Rick stumbles upon another survivor (Kerry Condon), a nameless woman who asks if she and her husband can seek shelter inside the prison, and follows her. For most of this episode I wondered if this is another of Rick’s hallucinations. You would think the writers of The Walking Dead had run out of ideas to make you question Rick’s sanity, as this was a key sub-plot in season three, but here you really do start to wonder if this woman is real. You know something is not quite right; you’re just not sure what. When the answer is revealed, it is an upsetting twist. Rick gets to see how he could have ended up. Despite all the terrible things he has had to do to protect Carl and his friends, Rick has still managed to cling to his humanity, to not to let this new world change him. This woman, on the other hand, is exactly like the walkers, except she has a pulse.

Meanwhile, Darryl, Michonne, Glenn, Tyreese, and a cocky new character from Woodbury, who you know will get chomped on by a zombie, search an overrun army camp for supplies. Here you have one of the finest set pieces The Walking Dead has seen so far. Everyone in the group is right to be worried about where the walkers are: they’re on the roof. When the ceiling collapses, it’s like a grisly version of the hit Weather Girls song. Anyone who complained that previous seasons were not action-packed enough will have their mouths firmly shut after this scene.

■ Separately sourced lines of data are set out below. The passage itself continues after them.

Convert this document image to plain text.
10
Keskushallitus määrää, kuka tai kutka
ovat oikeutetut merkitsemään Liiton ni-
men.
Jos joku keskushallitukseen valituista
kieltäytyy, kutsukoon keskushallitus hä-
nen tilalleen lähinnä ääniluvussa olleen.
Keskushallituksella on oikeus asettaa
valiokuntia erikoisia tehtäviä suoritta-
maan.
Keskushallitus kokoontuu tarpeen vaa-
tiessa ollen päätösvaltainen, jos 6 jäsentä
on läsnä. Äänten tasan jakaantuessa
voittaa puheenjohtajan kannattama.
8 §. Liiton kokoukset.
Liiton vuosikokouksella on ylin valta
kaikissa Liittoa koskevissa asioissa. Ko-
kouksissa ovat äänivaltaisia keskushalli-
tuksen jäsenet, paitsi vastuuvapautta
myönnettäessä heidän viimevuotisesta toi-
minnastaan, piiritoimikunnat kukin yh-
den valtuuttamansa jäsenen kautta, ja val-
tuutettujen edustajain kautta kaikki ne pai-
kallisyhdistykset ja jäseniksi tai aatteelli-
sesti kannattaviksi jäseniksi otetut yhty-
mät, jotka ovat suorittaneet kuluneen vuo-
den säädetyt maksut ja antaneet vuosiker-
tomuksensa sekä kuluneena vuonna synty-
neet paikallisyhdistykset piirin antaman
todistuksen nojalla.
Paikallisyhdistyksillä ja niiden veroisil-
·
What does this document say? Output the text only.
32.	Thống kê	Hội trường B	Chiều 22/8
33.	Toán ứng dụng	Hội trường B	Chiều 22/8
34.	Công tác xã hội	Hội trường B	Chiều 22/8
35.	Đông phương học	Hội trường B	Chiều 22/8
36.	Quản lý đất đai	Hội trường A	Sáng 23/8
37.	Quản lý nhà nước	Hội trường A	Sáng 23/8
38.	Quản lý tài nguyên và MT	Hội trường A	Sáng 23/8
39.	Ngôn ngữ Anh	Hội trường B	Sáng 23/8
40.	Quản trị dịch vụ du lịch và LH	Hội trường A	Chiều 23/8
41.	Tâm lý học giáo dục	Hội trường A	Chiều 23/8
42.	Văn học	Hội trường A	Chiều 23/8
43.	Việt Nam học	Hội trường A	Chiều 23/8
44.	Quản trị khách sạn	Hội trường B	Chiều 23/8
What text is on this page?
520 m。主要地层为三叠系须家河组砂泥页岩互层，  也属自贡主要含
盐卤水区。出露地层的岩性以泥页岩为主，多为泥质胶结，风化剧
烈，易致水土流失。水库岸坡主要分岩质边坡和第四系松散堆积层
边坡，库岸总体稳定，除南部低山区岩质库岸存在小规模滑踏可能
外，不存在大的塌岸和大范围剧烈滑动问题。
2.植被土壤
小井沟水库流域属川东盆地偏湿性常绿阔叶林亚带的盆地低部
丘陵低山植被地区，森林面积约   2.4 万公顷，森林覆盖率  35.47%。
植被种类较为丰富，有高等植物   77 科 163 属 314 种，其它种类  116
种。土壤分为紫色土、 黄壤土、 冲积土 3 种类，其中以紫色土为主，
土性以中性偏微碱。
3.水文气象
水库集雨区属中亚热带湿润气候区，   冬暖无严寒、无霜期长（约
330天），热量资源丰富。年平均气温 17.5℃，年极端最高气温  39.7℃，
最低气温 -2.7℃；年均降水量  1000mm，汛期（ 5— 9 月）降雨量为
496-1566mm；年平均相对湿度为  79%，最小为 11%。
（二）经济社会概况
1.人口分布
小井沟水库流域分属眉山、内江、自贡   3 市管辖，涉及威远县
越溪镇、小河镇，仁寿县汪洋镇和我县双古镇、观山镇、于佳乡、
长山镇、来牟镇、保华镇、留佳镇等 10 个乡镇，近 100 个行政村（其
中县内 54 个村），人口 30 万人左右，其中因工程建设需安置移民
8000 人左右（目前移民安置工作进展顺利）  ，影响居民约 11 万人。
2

In the hype leading up to the season four premiere, Robert Kirkman promised us a new twist to the zombie plague, and in the final moments of this opening episode, we get a glimpse at what this could be. Poor harmless, nice as pie Patrick falls down dead, having somehow been infected (is it the water? Is the virus airborne? Is it Carol’s cooking?), only to come back as one of the living dead, with Beth and plenty of other major characters all sleeping soundly nearby. This poses plenty of questions to keep you watching and, fingers crossed, Robert Kirkman and the army of writers on the show have not squandered this.

I won’t be giving this episode a score out of five; instead I will wait until the mid-season break to look back on what has happened so far, and then finally review season four as a whole. What I will say is that this is a near-perfect episode, reminding fans of how, when on form, The Walking Dead is one of the finest series on TV. It does what every season opener should do, make you hungry for more. While I am counting down the days until the next episode, I am a tiny bit cautious. The first half of season three was faultless television. It wasn’t until after the mid-season break that season three started to wobble, with Andrea feeling like a spare part; the Governor going from the other side of the coin to Rick, to full-on unsympathetic evil bastard mode; all leading to a mildly disappointing season finale. Hopefully the team behind The Walking Dead have learnt their lesson (they’ve certainly had plenty of controversial reshuffling, most controversial of all being Frank Darabont being shown the door) and the series is back on shuffling form (in a good way!).